Après le constat, il est nécessaire de relever les différents points de vigilance pour éviter tout dérapage de l'endettement de la France. Le premier point – si ce n'est le plus important et le plus grave – est l'impact de l'inflation sur la charge de la dette, en raison d'un encours d'OAT indexées sur l'inflation qui représente plus de 11 % du total de la dette de la France, soit 240 milliards d'euros fin 2021.

Pour financer la hausse de la charge de la dette, 12 milliards d'euros de crédits supplémentaires ont été ouverts en loi de finances rectificative en août, en raison de la révision à la hausse de la charge d'indexation de ces titres. Ces titres ne sont pas suffisamment dangereux si l'on en juge par la gestion du Gouvernement puisque celui-ci a décidé que 70 % du calcul de l'intérêt de ces OAT seraient indexés sur l'inflation européenne, actuellement à plus de 10 %, et 30 % sur l'inflation française. Qui, aujourd'hui, en France, emprunterait à plus de 10 % d'intérêt ? Nous comprenons que ces titres répondaient, au moment de leur création, à une demande des banques et des assurances mais on oublie que, quand le créancier gagne, le débiteur paye. Ce n'est ni aux Français ni aux contribuables de renflouer les banques et les assurances.

Parallèlement au problème que pose ce titre, il est important de surveiller la politique de la BCE qui remonte ses taux d'intérêt pour ralentir l'inflation – une hausse des taux de 50 points de base en juillet puis de 75 en septembre –, ce qui entraîne une hausse des taux d'intérêt sur les marchés de la dette souveraine. L'OAT française à dix ans s'achète actuellement à un taux de 2,7 % contre zéro fin 2021, alors même que la dette française n'est pas plus risquée sur les marchés qu'à l'époque. Or une augmentation de 1 % des taux d'intérêt a un impact de 2,4 milliards d'euros la première année et jusqu'à 16 milliards la cinquième année.

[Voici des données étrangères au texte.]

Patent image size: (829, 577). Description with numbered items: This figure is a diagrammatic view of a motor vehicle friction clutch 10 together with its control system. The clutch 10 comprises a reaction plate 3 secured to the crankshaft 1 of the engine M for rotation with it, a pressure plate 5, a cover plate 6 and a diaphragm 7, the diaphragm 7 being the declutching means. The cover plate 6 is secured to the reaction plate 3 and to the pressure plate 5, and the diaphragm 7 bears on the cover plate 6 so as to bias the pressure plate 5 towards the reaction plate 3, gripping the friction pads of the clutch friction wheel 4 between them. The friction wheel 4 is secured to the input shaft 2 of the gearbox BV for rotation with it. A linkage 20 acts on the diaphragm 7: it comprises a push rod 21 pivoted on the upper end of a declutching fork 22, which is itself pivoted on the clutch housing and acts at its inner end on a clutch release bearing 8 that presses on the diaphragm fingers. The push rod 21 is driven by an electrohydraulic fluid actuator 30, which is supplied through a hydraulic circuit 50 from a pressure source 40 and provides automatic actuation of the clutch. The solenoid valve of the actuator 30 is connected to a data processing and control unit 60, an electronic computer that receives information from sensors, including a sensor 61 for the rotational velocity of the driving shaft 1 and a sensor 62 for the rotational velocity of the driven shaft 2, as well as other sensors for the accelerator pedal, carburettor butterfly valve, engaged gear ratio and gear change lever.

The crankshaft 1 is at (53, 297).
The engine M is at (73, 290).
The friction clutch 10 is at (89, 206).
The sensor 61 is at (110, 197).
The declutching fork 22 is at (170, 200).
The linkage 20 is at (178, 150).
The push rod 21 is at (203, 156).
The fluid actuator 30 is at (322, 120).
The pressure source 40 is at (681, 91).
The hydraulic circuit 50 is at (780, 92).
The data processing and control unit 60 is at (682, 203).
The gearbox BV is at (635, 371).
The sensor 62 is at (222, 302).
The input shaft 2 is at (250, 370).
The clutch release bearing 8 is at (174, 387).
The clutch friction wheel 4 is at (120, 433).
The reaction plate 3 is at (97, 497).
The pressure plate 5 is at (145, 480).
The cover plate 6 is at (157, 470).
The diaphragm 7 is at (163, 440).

Ce qui se passera en Allemagne dans les prochains mois s'avérera crucial pour l'avenir de notre dette et pour les enjeux liés à la BCE. En effet, l'Allemagne va s'endetter et donc faire remonter de nouveau les taux d'intérêt. Dès lors, la BCE pourra soit rester immobile, contribuant à l'augmentation de la charge de la dette sur les titres à taux fixe avec une hausse des taux d'intérêt laissée libre, soit intervenir avec la planche à billets et ainsi créer de l'inflation, rendant à nouveau très chères les OAT indexées sur l'inflation. Enfin, le remboursement des PGE (prêts garantis par l'État) en pleine crise énergétique pourrait, aussi fortement que temporairement, alourdir considérablement la dette publique.

La meilleure des comparaisons est celle qui consiste à observer que 51,7 milliards d'euros sont provisionnés pour la charge de la dette en 2023, soit quasiment autant que la mission "Défense" . Avec cette dépense, nous pourrions financer plus de trois fois la baisse de la TVA sur les carburants pour nos concitoyens.